His hand curled at the nape of her neck, tightly. “Talk. We probably should.” His voice low and gravelly, he grunted as her teeth grabbed his ear, none too gently. “Satera, Luca.”
She laughed. “I didn't realize you had a deity. Have I helped you find inner peace?” She joked.
He tugged, nailing her with a look that said clearly, yes. “You are peace. Yes. Do you believe me?”
She nodded, realizing that to Emery this suddenly was no joke. He felt something for her, something profound. Something like she felt for him?
“Luca, you need to understand.” He rested his forehead on hers. “I don't know how to tell you this.” He made a small sound of disgust. “I used to be able to tell any kind of lie, and I can't get out this one truth.”
“Just say it”, she said.
“I don't know if I've loved anyone but you. I have vague memories of my mother. There was a foster mother in Imperial City. She was soft and smelled like cookies. I was so young I can't remember her name. That's as close to love as I've ever been, till you.”
Her hand gripped his arm, flexing with the emotions rushing through her at his confession. She pulled him in by that arm.
“How can you know? I don't even know who I am. Emery, I'm this made up person.”
He swung her right and plastered her against the only smooth wall in the sub deck. She gasped at the feel of his hard body pressing into her. “You know who you are. Just like I know you.”
“You don't know me. I'm a program. Someone Morgan invented.”
Clutching at her blonde curls, he sighed into her skin. “They might have given you the knowledge to fly, but they couldn't make you love it. Your weren't programmed to seduce the first operative they sent after you. You weren't told to collect family and make friends. That's not how operatives are trained and it's not an automaton. You are just you.”
They stood body pressed to body breathing each other in for a long time. She pondered the words, tested them in her mind, until she finally asked. “Do you really believe that?”
He shifted, putting both hands beside her head on the cool metal wall. “I don't lie to you, Luca.”
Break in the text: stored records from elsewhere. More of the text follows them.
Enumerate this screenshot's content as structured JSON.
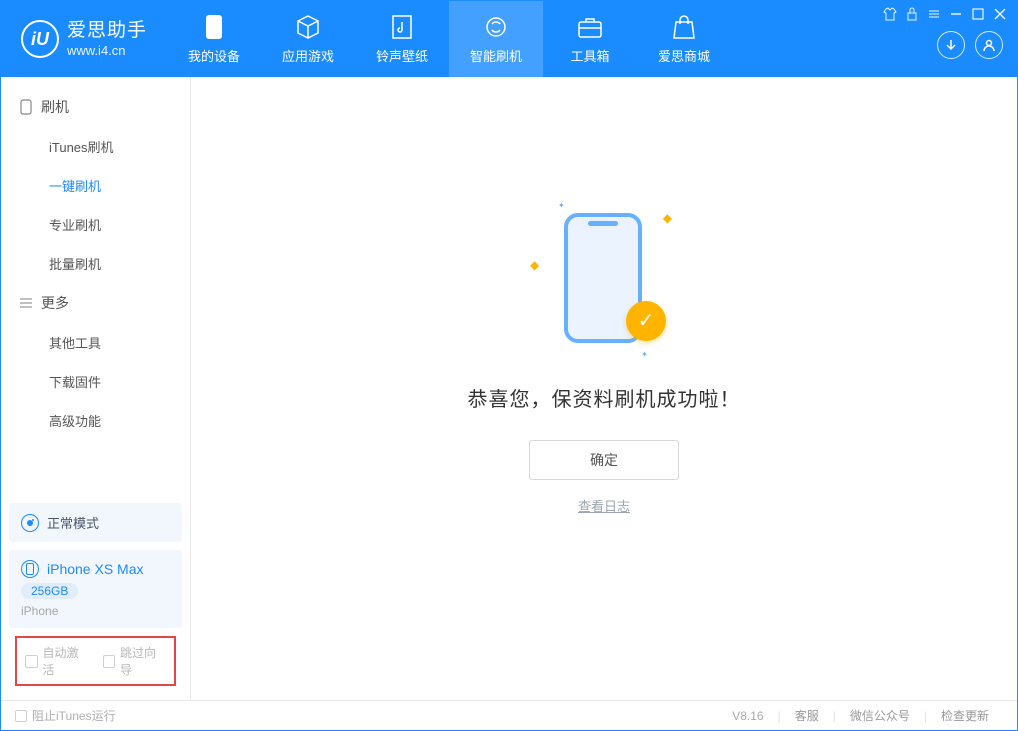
{
  "app": {
    "name_cn": "爱思助手",
    "url": "www.i4.cn",
    "logo_letter": "iU"
  },
  "tabs": [
    {
      "label": "我的设备"
    },
    {
      "label": "应用游戏"
    },
    {
      "label": "铃声壁纸"
    },
    {
      "label": "智能刷机"
    },
    {
      "label": "工具箱"
    },
    {
      "label": "爱思商城"
    }
  ],
  "sidebar": {
    "groups": [
      {
        "title": "刷机",
        "items": [
          {
            "label": "iTunes刷机"
          },
          {
            "label": "一键刷机",
            "active": true
          },
          {
            "label": "专业刷机"
          },
          {
            "label": "批量刷机"
          }
        ]
      },
      {
        "title": "更多",
        "items": [
          {
            "label": "其他工具"
          },
          {
            "label": "下载固件"
          },
          {
            "label": "高级功能"
          }
        ]
      }
    ],
    "mode_card": "正常模式",
    "device": {
      "name": "iPhone XS Max",
      "storage": "256GB",
      "type": "iPhone"
    },
    "options": {
      "auto_activate": "自动激活",
      "skip_guide": "跳过向导"
    }
  },
  "main": {
    "success_message": "恭喜您，保资料刷机成功啦！",
    "ok_button": "确定",
    "view_log": "查看日志"
  },
  "footer": {
    "prevent_itunes": "阻止iTunes运行",
    "version": "V8.16",
    "links": [
      {
        "label": "客服"
      },
      {
        "label": "微信公众号"
      },
      {
        "label": "检查更新"
      }
    ]
  }
}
“A test, then. Are we going to make it?”
He leaned back, a disbelieving look crossing his face. “You are a difficult woman. I don't know. We could. It's a long shot.”
She knew that. She just wanted to see if he'd say that. Her hands hooked behind his neck. “So, in honor of the fact that soon we're gonna push those buttons over there and possibly doom ourselves to certain death, I have a request.”
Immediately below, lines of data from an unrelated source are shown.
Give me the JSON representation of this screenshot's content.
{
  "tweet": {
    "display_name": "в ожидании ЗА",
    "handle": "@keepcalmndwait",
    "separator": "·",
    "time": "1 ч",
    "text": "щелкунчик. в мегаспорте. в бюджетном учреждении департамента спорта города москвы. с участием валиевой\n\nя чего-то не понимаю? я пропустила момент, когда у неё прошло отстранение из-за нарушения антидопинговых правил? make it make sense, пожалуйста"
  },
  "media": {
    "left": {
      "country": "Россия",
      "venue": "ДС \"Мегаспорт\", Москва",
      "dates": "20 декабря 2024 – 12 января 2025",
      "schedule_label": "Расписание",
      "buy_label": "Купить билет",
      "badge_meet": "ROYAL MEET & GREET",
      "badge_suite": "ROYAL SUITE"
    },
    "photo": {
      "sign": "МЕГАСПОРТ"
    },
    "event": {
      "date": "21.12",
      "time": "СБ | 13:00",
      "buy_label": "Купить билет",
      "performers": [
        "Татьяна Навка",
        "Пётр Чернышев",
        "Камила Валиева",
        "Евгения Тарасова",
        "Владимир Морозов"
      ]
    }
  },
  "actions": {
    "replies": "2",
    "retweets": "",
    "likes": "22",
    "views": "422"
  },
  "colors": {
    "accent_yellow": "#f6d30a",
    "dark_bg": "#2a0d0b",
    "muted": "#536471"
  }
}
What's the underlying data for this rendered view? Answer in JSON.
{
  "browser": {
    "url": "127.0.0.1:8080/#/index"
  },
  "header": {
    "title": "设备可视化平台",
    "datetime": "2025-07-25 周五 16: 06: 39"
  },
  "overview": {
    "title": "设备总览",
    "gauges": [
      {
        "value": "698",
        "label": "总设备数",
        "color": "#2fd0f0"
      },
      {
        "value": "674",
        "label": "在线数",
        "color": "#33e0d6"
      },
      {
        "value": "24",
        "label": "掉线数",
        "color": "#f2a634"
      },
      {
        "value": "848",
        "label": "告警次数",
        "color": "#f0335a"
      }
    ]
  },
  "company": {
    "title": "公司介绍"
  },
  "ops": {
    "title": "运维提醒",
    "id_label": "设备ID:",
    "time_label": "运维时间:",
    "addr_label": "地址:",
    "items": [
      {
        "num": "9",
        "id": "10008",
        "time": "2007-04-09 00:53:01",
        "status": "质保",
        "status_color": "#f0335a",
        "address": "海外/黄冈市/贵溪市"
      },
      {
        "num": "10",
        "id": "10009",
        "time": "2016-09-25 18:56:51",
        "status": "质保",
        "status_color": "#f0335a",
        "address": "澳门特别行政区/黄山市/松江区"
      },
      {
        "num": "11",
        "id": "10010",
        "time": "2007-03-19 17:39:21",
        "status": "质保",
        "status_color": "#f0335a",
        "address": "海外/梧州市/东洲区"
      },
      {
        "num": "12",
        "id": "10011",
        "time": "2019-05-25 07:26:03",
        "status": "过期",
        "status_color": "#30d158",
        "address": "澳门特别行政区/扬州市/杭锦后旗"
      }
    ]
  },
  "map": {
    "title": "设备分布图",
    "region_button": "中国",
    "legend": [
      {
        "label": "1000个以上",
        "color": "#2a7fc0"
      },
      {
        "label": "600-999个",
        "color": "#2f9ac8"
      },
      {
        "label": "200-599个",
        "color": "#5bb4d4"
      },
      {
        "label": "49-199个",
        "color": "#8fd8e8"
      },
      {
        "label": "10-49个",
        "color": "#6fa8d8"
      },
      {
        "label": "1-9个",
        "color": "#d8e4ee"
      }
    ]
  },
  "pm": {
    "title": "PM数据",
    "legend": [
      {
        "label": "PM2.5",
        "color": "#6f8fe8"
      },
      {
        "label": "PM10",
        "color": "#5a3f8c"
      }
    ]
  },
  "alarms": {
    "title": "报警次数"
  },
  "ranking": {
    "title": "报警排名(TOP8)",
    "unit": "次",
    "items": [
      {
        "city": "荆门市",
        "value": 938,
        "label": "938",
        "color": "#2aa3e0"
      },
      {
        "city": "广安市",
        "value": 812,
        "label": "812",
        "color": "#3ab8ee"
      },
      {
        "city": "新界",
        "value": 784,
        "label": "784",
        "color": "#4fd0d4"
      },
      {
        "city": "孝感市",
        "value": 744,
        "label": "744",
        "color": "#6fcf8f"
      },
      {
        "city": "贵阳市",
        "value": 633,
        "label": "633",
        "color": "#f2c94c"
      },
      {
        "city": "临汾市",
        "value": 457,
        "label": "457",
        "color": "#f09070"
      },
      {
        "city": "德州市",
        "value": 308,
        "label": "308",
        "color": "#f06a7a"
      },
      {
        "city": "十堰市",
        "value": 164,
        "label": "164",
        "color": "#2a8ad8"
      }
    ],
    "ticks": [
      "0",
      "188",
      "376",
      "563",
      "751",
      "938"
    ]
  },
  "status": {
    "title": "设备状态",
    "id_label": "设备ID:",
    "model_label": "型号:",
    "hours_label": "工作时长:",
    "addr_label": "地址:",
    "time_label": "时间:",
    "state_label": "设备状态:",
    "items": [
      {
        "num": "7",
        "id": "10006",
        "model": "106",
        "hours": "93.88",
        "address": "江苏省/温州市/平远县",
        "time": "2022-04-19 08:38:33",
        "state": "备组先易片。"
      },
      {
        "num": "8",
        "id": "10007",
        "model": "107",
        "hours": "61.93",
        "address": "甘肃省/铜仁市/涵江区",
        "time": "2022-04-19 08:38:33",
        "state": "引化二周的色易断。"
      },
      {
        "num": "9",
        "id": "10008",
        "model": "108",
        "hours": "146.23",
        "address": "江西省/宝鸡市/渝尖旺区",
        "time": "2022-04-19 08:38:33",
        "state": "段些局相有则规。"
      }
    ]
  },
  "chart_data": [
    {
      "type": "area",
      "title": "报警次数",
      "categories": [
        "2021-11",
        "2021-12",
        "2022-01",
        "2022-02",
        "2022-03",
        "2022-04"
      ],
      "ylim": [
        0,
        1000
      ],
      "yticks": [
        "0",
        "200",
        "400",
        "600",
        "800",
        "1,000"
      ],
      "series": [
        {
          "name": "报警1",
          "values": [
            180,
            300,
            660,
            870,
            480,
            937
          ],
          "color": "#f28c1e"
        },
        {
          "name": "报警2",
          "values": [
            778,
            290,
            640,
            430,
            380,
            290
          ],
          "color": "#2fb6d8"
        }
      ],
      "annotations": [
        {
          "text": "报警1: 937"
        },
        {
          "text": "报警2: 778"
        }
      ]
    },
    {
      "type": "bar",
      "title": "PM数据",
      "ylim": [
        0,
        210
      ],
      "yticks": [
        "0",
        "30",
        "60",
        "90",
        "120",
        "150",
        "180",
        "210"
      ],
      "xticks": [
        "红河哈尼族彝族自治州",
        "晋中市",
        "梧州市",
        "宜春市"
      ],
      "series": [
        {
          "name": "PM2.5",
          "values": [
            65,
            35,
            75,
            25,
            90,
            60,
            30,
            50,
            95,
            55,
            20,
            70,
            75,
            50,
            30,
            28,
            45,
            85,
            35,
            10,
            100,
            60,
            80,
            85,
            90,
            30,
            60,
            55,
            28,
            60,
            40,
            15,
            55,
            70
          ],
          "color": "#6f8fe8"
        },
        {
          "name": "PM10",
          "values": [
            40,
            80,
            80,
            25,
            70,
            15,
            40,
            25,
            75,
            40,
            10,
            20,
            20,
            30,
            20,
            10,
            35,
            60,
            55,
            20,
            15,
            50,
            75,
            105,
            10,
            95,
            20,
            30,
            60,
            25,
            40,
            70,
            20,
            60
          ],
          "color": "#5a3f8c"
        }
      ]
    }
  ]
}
She saw the desire to protest her assessment of their situation flicker and die in his eyes. Instead, he appeared to resign himself. “Name it.”
“Kiss me.” She didn't wait for the response. Her mouth found his, taking what she wanted, telling him what words couldn't. Nothing she could say would sufficiently describe her feelings for him. There wasn't a song that expressed it. The best she could do was say it with her body.